Yi-Tang Lin est née et a grandi à Taiwan. Après avoir étudié la sociologie à l’Université Nationale de Taiwan puis à l’École Normale Supérieure (ENS)/École des hautes études en sciences sociales (EHESS), elle a été engagée en 2012 comme doctorante FNS au sein du projet Sinergia, intitulé « Patterns of transnational regulation : how networks and institutions shaped societies and markets throughout the 20th Century ». Dans le cadre de ce projet, elle a rédigé sa thèse sous la direction du Prof. Thomas David (UNIL/EPFL) et du Dr Davide Rodogno (IHEID). Elle a été assistante diplômée à l’Institut d’études politiques, historiques et internationales (IEPHI) depuis 2015, et est actuellement maître d’enseignement et de recherche suppléante. Exploitant des archives en provenance de trois continents, ses recherches portent sur l’histoire de la quantification, l’histoire de la santé publique internationale l’histoire des organisations internationales au XXe siècle, en particulier sur la Chine.

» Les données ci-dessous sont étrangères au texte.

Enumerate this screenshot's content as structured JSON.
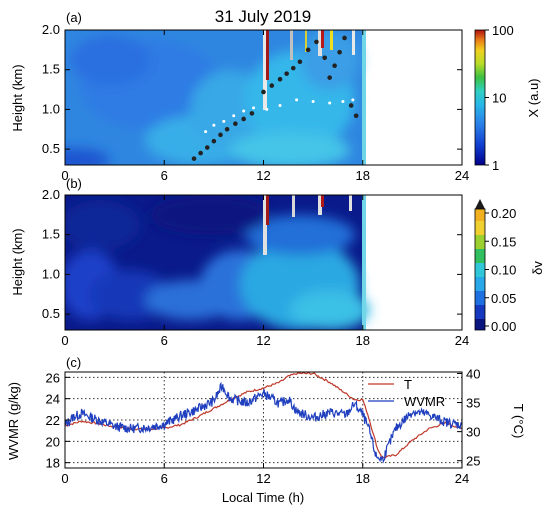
{
  "figure": {
    "title": "31 July 2019"
  },
  "chart_data": [
    {
      "panel": "(a)",
      "type": "heatmap",
      "ylabel": "Height (km)",
      "xlim": [
        0,
        24
      ],
      "ylim": [
        0.3,
        2.0
      ],
      "xticks": [
        "0",
        "6",
        "12",
        "18",
        "24"
      ],
      "yticks": [
        "0.5",
        "1.0",
        "1.5",
        "2.0"
      ],
      "colorbar": {
        "label": "X (a.u)",
        "scale": "log",
        "range": [
          1,
          100
        ],
        "ticks": [
          "1",
          "10",
          "100"
        ]
      },
      "data_extent_hours": [
        0,
        18
      ],
      "markers": {
        "black": [
          [
            7.8,
            0.38
          ],
          [
            8.2,
            0.45
          ],
          [
            8.6,
            0.52
          ],
          [
            9.0,
            0.6
          ],
          [
            9.4,
            0.68
          ],
          [
            9.8,
            0.75
          ],
          [
            10.3,
            0.82
          ],
          [
            10.8,
            0.88
          ],
          [
            11.3,
            0.95
          ],
          [
            12.0,
            1.22
          ],
          [
            12.5,
            1.3
          ],
          [
            13.0,
            1.38
          ],
          [
            13.4,
            1.45
          ],
          [
            13.8,
            1.52
          ],
          [
            14.2,
            1.6
          ],
          [
            14.7,
            1.75
          ],
          [
            15.2,
            1.85
          ],
          [
            15.7,
            1.65
          ],
          [
            16.0,
            1.4
          ],
          [
            16.3,
            1.55
          ],
          [
            16.6,
            1.72
          ],
          [
            16.9,
            1.9
          ],
          [
            17.3,
            1.05
          ],
          [
            17.6,
            0.92
          ]
        ],
        "white": [
          [
            8.5,
            0.72
          ],
          [
            9.0,
            0.8
          ],
          [
            9.6,
            0.85
          ],
          [
            10.2,
            0.92
          ],
          [
            10.8,
            0.98
          ],
          [
            11.4,
            1.02
          ],
          [
            12.2,
            1.0
          ],
          [
            13.0,
            1.05
          ],
          [
            14.0,
            1.12
          ],
          [
            15.0,
            1.1
          ],
          [
            16.0,
            1.08
          ],
          [
            16.8,
            1.1
          ],
          [
            17.4,
            1.12
          ]
        ]
      }
    },
    {
      "panel": "(b)",
      "type": "heatmap",
      "ylabel": "Height (km)",
      "xlim": [
        0,
        24
      ],
      "ylim": [
        0.3,
        2.0
      ],
      "xticks": [
        "0",
        "6",
        "12",
        "18",
        "24"
      ],
      "yticks": [
        "0.5",
        "1.0",
        "1.5",
        "2.0"
      ],
      "colorbar": {
        "label": "δv",
        "range": [
          0.0,
          0.2
        ],
        "ticks": [
          "0.00",
          "0.05",
          "0.10",
          "0.15",
          "0.20"
        ]
      },
      "data_extent_hours": [
        0,
        18
      ]
    },
    {
      "panel": "(c)",
      "type": "line",
      "xlabel": "Local Time (h)",
      "ylabel_left": "WVMR (g/kg)",
      "ylabel_right": "T (°C)",
      "xlim": [
        0,
        24
      ],
      "ylim_left": [
        17.5,
        26.5
      ],
      "ylim_right": [
        23.75,
        40.25
      ],
      "xticks": [
        "0",
        "6",
        "12",
        "18",
        "24"
      ],
      "yticks_left": [
        "18",
        "20",
        "22",
        "24",
        "26"
      ],
      "yticks_right": [
        "25",
        "30",
        "35",
        "40"
      ],
      "legend": [
        "T",
        "WVMR"
      ],
      "series": [
        {
          "name": "T",
          "axis": "right",
          "color": "#c0392b",
          "x": [
            0,
            1,
            2,
            3,
            4,
            5,
            6,
            7,
            8,
            9,
            10,
            11,
            12,
            13,
            13.5,
            14,
            15,
            16,
            17,
            17.5,
            18,
            18.3,
            18.6,
            18.9,
            19.2,
            20,
            21,
            22,
            23,
            24
          ],
          "y": [
            31,
            31.8,
            31.4,
            30.8,
            30.5,
            30.4,
            30.6,
            31.2,
            32.5,
            34,
            35.5,
            36.8,
            37.5,
            38.5,
            39.5,
            40,
            40,
            38.5,
            36.5,
            35.5,
            35.5,
            33,
            30,
            27,
            25.5,
            26,
            28.5,
            30.5,
            31.5,
            30.5
          ]
        },
        {
          "name": "WVMR",
          "axis": "left",
          "color": "#1f3fbf",
          "x": [
            0,
            0.5,
            1,
            2,
            3,
            4,
            5,
            6,
            7,
            8,
            9,
            9.5,
            10,
            11,
            12,
            12.5,
            13,
            13.5,
            14,
            15,
            16,
            17,
            17.5,
            18,
            18.4,
            18.8,
            19.2,
            20,
            21,
            22,
            23,
            24
          ],
          "y": [
            21.5,
            22.3,
            22.6,
            22,
            21.4,
            21.2,
            21.3,
            21.6,
            22.4,
            23,
            23.8,
            25.2,
            24,
            23.6,
            24.5,
            24,
            23.5,
            24,
            22.8,
            22.2,
            22.7,
            22.5,
            23.5,
            22.5,
            21,
            18.6,
            18.3,
            21.2,
            22.8,
            22.5,
            21.8,
            21.5
          ]
        }
      ]
    }
  ]
}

Les statistiques comme une langue internationale de la santé publique ? Organisations internationales, acteurs transnationaux et agences locales dans les deux Chines de 1917 aux années 50
Basée sur des archives se situant sur trois continents, cette thèse retrace les mécanismes historiques et les contextes sociopolitiques par lesquels les statistiques sont devenues des moyens légitimes de communication avec les organisations internationales. Elle analyse également les pratiques statistiques que les différents acteurs ont utilisé pour intéragir aux niveaux international, national et local. Les fondations philanthropiques américaines jouèrent un rôle clé dans ce processus. La Fondation Rockefeller finança la Johns Hopkins School of Public Health et la Peking Union Medical College, qui formèrent un groupe d’experts en santé publique de différentes nationalités partageant les mêmes idées concernant les statistiques dans le domaine de la santé. Après leur formation, ces experts occupèrent des postes importants dans les organisations de santé, que ce soit en Chine et/ou à Genève (à l’Organisation d’Hygiène de la Société des Nations et l’Organisation Mondiale de la Santé), où ils mirent en place des pratiques statistiques en les adaptant aux conditions sociopolitiques particulières de chaque organisation. Durant l’entre-deux-guerres, les organisations internationales de santé considéraient les statistiques chacune en fonction de leur propre point de vue, sans échanger régulièrement entre elles ni chercher à intégrer les informations des autres organisations dans la construction de leurs programmes. Ainsi, malgré leur omniprésence, les statistiques n’étaient pas réellement une langue commune pour communiquer entre les organisations: les statisticiens invalidaient fréquemment leurs données statistiques en prétextant des lacunes administratives, et les donateurs évaluaient les initiatives en santé publique principalement à travers l’éloquence d’experts reconnus.
La situation évolua après la Seconde Guerre Mondiale, lorsque les vétérans des organisations de santé conçurent l’OMS comme un centre collectant des données de toutes sortes, et développèrent des pratiques statistiques avec comme objectif de faire le lien entre administration du travail de terrain, la recherche et l’élaboration des politiques publiques. Dans un tel système, les pratiques statistiques furent intégrées aux programmes de santé de l’OMS et les experts durent utiliser les statistiques pour justifier les politiques menées.
Les organisations internationales de santé ainsi que les experts de la République de Chine, qui collaboraient avec l’OMS durant cette période, utilisèrent alors les statistiques d’une manière plus sophistiquée, en sélectionnant méticuleusement les résultats statistiques qui pouvaient aller dans le sens des politiques définies, en écartant d’autres, ou en interprétant des résultats de manière à justifier la poursuite d’une politique en cours malgré des résultats préliminaires parfois peu favorables. De manière notable et contrairement à la République de Chine, ce système statistique ne fut pas prédominant en République Populaire de Chine. Celle-ci interrompit sa relation avec l’OMS en 1949 et aligna sa politique de santé publique et ses pratiques statistiques sur les préceptes socialistes, qui mettaient l’accent sur l’amélioration des conditions sanitaires à travers l’amélioration des conditions socio-économiques, en condamnant les statistiques mathématiques comme incapables de représenter la réalité des inégalités sociales.